Watching my mother die did not teach me much about how to die but a lot about how to live. The enormous relief that came over her face when I took her to a hospice remains with me. Everything changed from that moment on. As long as someone is in hospital it doesn't matter how terminally ill they are, there is some sort of pretence that things are not as bad as they really are. Successful pain management is supposedly available to NHS patients but I'm sorry to say I never saw it.

Once we reached the hospice not only was the pain controlled but the visibility of death, of what was actually happening, was present. Everyone had their own room and as much privacy as they wanted, yet the humanity and honesty of the staff meant that death was not simply a failure of medicine but the inevitable end of an intimate journey.
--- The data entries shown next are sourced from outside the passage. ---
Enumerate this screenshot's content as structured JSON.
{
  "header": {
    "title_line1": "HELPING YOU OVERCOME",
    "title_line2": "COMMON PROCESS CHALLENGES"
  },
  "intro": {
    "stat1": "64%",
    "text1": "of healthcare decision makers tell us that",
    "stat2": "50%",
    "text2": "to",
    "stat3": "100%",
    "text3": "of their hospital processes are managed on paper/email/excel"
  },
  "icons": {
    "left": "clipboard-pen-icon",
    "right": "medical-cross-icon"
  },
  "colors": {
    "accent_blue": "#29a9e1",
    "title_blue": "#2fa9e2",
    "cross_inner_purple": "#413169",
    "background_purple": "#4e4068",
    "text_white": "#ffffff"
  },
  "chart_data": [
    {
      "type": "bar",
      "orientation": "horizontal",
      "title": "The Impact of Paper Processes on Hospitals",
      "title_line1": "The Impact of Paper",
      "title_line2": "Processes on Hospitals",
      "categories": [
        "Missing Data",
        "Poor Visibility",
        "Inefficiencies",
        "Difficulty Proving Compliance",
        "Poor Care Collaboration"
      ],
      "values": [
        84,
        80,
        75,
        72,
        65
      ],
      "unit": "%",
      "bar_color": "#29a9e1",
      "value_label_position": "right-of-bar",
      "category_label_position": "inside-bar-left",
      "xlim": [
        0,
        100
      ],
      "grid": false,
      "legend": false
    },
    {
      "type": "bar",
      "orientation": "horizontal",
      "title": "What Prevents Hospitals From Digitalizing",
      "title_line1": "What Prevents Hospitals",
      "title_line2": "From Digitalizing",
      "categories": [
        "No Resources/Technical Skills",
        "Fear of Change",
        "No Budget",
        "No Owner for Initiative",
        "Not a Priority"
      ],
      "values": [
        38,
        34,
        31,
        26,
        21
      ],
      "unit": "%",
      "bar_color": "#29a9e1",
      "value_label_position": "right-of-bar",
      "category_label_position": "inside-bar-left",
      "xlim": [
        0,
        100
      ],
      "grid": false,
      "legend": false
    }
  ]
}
It was accepted that the dying still wanted hairdressers, televisions and alcohol. Just like the living.

At the time I felt very angry that other people seemed to be dying better deaths than my mother. There was Dennis Potter with Melvyn, flying on morphine and mesmerising us with his eloquence, making us feel his very aliveness. There was Derek Jarman confronting in his art the shutting down of his body. And there was me and my Mum still having the same old rows. "Why can't you just smarten yourself up?", she yelled while she lay with tubes coming out of every part of her body. Why, I thought, can't she have any great philosophical insights about dying? She had only the one: that she wasn't ready to go.

So I imagine her death was fairly average because death is fairly average. I didn't sell pictures of her dying to flog jumpers, as Bennetton did with their notorious picture of a man dying of Aids. I didn't use it to make multi-media art, as artists such as Bill Viola have done. I didn't publish pictures of it to end some kind of political injustice, like great photographers such as Don McCullin have done. I have exploited her death only by writing about it. Yet I am writing about it now because I saw it; and that, these days, is unusual. I have no desire to see anyone else die before my eyes. I may or may not watch the controversial programme in question but I want the right to.
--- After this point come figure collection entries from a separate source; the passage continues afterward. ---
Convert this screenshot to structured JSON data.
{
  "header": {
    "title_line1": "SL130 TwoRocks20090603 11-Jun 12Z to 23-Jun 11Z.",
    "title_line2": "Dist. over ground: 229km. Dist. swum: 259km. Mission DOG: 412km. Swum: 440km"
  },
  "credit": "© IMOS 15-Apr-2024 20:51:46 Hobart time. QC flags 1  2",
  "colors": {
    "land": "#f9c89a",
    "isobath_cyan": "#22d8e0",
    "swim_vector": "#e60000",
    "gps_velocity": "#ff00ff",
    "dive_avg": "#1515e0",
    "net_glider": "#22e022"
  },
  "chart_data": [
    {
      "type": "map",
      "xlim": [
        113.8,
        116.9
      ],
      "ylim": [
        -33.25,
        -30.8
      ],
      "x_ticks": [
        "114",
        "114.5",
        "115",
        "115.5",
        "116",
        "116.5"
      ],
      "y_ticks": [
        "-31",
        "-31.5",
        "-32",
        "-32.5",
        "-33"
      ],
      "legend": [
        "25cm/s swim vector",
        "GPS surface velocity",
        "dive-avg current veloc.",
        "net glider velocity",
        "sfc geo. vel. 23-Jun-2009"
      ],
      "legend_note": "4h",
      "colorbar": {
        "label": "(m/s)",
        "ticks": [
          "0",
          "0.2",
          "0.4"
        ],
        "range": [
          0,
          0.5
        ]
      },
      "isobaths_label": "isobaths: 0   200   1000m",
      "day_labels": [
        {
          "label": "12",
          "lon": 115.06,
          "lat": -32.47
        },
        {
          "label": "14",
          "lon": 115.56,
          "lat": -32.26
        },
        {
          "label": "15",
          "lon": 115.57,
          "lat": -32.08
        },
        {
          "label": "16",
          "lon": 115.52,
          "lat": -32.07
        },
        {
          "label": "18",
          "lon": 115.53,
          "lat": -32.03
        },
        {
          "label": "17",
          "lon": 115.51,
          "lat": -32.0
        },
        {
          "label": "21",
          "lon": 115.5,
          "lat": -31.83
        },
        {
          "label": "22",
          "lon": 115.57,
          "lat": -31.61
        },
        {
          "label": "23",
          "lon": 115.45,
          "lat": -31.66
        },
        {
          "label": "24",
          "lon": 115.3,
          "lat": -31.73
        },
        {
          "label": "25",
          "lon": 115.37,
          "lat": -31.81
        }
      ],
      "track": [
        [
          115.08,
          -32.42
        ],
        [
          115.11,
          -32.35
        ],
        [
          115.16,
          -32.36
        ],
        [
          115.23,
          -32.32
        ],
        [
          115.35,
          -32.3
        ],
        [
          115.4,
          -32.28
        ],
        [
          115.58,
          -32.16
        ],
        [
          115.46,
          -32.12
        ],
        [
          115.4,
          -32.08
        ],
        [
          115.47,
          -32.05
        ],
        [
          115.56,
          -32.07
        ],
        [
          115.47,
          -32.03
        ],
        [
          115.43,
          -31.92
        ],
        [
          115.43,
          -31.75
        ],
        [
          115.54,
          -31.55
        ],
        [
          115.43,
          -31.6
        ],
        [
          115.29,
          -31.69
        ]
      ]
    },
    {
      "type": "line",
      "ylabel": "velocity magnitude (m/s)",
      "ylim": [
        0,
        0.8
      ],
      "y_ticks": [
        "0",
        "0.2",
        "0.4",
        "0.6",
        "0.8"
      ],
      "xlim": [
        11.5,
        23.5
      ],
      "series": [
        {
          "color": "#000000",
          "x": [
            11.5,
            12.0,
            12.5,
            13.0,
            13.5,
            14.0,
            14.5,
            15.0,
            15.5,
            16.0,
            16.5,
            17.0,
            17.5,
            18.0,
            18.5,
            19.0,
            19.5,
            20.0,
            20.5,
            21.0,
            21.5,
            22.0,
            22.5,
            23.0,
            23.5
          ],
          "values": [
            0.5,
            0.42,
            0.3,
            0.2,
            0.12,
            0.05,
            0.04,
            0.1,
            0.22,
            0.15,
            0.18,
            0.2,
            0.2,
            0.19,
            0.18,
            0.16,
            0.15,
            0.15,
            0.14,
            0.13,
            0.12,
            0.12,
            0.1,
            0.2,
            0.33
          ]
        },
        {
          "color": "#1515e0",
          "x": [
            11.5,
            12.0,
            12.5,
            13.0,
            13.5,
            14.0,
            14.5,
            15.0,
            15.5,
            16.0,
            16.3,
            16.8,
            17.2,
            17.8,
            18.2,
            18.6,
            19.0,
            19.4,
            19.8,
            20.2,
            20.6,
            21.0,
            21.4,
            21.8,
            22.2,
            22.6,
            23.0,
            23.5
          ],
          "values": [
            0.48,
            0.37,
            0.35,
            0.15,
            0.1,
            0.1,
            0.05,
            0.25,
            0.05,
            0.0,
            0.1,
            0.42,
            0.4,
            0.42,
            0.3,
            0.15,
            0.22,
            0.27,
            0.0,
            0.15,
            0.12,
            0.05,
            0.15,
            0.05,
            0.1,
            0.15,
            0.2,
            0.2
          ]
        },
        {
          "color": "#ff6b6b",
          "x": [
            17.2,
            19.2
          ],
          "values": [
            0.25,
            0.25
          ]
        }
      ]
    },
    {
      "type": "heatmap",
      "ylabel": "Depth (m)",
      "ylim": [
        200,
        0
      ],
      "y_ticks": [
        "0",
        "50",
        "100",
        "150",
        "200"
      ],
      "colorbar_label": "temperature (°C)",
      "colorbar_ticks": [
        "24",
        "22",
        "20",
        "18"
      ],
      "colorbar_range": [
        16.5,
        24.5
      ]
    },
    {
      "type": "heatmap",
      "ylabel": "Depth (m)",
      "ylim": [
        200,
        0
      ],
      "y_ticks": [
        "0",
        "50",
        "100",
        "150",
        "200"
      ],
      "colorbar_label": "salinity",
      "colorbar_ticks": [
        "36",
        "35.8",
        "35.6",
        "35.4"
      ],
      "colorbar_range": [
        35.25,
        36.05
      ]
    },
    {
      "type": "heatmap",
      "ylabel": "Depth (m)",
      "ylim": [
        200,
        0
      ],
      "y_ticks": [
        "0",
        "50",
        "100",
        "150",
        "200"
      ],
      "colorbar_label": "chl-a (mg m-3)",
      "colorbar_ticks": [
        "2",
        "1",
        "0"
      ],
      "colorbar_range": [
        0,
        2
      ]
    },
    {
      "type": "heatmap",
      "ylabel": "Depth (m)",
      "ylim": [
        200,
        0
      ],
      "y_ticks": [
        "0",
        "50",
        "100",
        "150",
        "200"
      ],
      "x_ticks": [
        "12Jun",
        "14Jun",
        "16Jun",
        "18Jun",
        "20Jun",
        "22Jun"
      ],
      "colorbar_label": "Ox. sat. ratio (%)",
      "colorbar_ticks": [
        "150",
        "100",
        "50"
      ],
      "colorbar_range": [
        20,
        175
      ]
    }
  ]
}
To look at death makes us realise us that every death is a private and individual act, whether there are witnesses present or not. With the dying, seeing may not necessarily be believing - the common reaction to a corpse is always that they look exactly the same as before, yet there is something imperceptibly different. Yet, to understand the difference between death and life, sometimes one has to see it. Hiding death away does not cheat it. It deceives us into feeling that we might live for ever, rather than live as well as we can while we have the chance.